Design and Synthesis of Bimetallic Cu(II) Compounds as Potent Antibacterial and Antibiofilm Agents with Metallo- β -Lactamase Inhibitory Activityagainst Multidrug Resistant Pseudomonas aeruginosa.

Abstract

In this research, a novel class of biologically active bimetallic Cu(II) compounds have been discovered as cutting-edge antibiofilm agents with metallo-β-lactamase (MBL) inhibitory activity against the clinically isolated multidrug resistant (MDR) gram-negative bacterium, Pseudomonas aeruginosa (Pa-CI-1). Thus, the 2,6-bis[N-{N-(carboxymethyl)-N-(pyridylmethyl)amine}methyl]-4-methylphenol (H3L)-incorporated three bimetallic Cu(II) compounds, [Cu2L(H2O)(Cl)]∙H2O (1), [Cu2L(H2O)(NO3)]∙H2O (2) and [Cu2L(H2O)(CH3CO2)]∙H2O (3) have been strategically designed and synthesized with unsymmetrical coordination arrangement that synergistically modifies the electronic environment of Cu centres for the enhancement of antibacterial and antibiofilm activity. The standard nitrocefin assay disclosed that 1-3 significantly inhibited the activity of MBLs produced by Pa-CI-1 at their 1/2 MIC doses. Molecular docking study revealed an excellent propensity of these Cu compounds for binding with different MBL-producing proteins. All three Cu(II) compounds displayed significantly high antibacterial and antibiofilm activity as established by multiple bioassays, including ex-vivo applicability studies.
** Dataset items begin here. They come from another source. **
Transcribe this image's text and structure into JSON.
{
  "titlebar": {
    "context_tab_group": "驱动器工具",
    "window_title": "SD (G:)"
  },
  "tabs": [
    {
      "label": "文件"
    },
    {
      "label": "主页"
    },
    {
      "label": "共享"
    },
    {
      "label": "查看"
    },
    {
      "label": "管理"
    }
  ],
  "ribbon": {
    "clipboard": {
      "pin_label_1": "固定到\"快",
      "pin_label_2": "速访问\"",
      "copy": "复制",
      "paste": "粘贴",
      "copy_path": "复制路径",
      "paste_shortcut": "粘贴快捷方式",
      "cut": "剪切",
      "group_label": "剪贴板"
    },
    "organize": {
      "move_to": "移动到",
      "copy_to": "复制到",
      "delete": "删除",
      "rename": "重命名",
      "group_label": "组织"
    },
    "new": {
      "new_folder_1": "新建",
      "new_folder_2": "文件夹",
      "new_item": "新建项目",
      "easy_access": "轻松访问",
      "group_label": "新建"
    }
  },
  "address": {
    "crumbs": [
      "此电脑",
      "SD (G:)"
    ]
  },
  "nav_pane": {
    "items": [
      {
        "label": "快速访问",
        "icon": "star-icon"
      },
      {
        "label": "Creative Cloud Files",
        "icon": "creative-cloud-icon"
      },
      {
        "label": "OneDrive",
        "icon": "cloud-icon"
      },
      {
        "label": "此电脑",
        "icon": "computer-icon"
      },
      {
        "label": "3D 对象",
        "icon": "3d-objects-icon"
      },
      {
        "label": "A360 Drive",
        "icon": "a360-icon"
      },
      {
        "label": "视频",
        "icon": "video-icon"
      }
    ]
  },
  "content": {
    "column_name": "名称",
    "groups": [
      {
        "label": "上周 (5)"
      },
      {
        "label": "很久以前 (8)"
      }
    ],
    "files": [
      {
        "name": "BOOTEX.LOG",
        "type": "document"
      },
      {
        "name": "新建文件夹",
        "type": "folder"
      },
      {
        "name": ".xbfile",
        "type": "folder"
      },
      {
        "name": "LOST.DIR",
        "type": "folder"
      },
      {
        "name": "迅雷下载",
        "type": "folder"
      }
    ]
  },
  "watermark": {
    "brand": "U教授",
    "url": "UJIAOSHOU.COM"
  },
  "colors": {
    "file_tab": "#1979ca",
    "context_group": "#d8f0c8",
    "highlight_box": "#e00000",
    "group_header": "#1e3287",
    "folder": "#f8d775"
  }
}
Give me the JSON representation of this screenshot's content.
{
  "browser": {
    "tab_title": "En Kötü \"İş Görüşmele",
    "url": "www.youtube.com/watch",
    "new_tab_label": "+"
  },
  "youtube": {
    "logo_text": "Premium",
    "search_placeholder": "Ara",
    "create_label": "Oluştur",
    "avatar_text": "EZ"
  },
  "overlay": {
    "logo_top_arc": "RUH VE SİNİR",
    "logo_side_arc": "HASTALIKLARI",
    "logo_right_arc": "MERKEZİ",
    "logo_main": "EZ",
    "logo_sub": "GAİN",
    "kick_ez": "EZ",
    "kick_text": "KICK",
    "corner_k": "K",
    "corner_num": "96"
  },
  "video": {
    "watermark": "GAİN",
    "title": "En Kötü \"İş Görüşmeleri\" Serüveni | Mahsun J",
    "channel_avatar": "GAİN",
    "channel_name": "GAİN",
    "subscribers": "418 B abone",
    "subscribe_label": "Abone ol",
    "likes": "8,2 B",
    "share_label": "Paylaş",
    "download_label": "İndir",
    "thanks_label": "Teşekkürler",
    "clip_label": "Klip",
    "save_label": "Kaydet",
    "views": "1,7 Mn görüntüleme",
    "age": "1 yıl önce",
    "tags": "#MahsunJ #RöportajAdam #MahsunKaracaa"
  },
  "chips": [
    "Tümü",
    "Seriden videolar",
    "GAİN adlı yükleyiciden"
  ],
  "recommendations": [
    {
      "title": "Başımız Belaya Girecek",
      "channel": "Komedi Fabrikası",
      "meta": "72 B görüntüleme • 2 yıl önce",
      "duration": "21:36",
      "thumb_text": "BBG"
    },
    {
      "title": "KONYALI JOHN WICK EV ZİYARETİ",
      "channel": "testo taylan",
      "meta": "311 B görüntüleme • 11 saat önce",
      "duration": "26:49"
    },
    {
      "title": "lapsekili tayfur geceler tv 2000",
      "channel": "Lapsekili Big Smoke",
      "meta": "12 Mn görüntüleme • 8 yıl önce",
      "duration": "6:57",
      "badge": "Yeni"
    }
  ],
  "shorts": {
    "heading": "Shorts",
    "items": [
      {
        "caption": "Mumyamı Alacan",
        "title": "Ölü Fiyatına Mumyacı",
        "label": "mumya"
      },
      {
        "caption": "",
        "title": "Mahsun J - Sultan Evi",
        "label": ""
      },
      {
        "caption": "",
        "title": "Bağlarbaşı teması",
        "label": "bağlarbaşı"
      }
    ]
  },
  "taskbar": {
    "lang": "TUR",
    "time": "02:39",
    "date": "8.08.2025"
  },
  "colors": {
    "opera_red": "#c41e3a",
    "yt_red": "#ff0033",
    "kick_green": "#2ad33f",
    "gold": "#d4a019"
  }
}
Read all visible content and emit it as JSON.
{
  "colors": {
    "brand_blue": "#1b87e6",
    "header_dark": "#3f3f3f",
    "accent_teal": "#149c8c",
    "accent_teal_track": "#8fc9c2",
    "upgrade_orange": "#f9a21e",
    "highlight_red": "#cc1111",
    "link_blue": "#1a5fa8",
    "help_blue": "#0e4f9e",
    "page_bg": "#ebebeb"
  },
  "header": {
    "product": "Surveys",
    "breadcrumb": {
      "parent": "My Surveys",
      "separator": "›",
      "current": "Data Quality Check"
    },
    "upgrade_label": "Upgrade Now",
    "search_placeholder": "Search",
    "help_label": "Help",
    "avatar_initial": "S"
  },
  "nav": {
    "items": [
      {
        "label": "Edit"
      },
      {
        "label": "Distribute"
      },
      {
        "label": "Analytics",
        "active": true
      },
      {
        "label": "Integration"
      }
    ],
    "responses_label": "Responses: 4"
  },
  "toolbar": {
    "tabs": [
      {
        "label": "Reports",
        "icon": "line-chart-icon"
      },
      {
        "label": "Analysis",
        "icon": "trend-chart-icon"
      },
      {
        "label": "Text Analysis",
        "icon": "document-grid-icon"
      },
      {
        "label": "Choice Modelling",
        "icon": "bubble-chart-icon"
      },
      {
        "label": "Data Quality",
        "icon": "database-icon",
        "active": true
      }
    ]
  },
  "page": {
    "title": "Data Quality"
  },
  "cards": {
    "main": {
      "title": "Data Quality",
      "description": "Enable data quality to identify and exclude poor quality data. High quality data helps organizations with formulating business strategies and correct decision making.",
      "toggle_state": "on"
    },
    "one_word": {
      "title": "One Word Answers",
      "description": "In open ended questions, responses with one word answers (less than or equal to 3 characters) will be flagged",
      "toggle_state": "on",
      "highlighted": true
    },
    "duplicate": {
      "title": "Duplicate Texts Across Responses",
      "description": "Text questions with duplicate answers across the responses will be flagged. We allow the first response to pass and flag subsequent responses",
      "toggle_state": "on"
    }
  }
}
They showed an exceptional combinatorial activity when examined with commercially accessible five different β-lactam-based antibiotics such as amoxicillin (AMX), chloramphenicol (CHL), cefotaxime (CTX), ceftriaxone (CTR) and Cefoxitin (CX) against Pa-CI-1. Our study disclosed that 1-3 could be the emergent drug leads and attract great attention to the inorganic, material and biological chemists, combating antimicrobial resistance.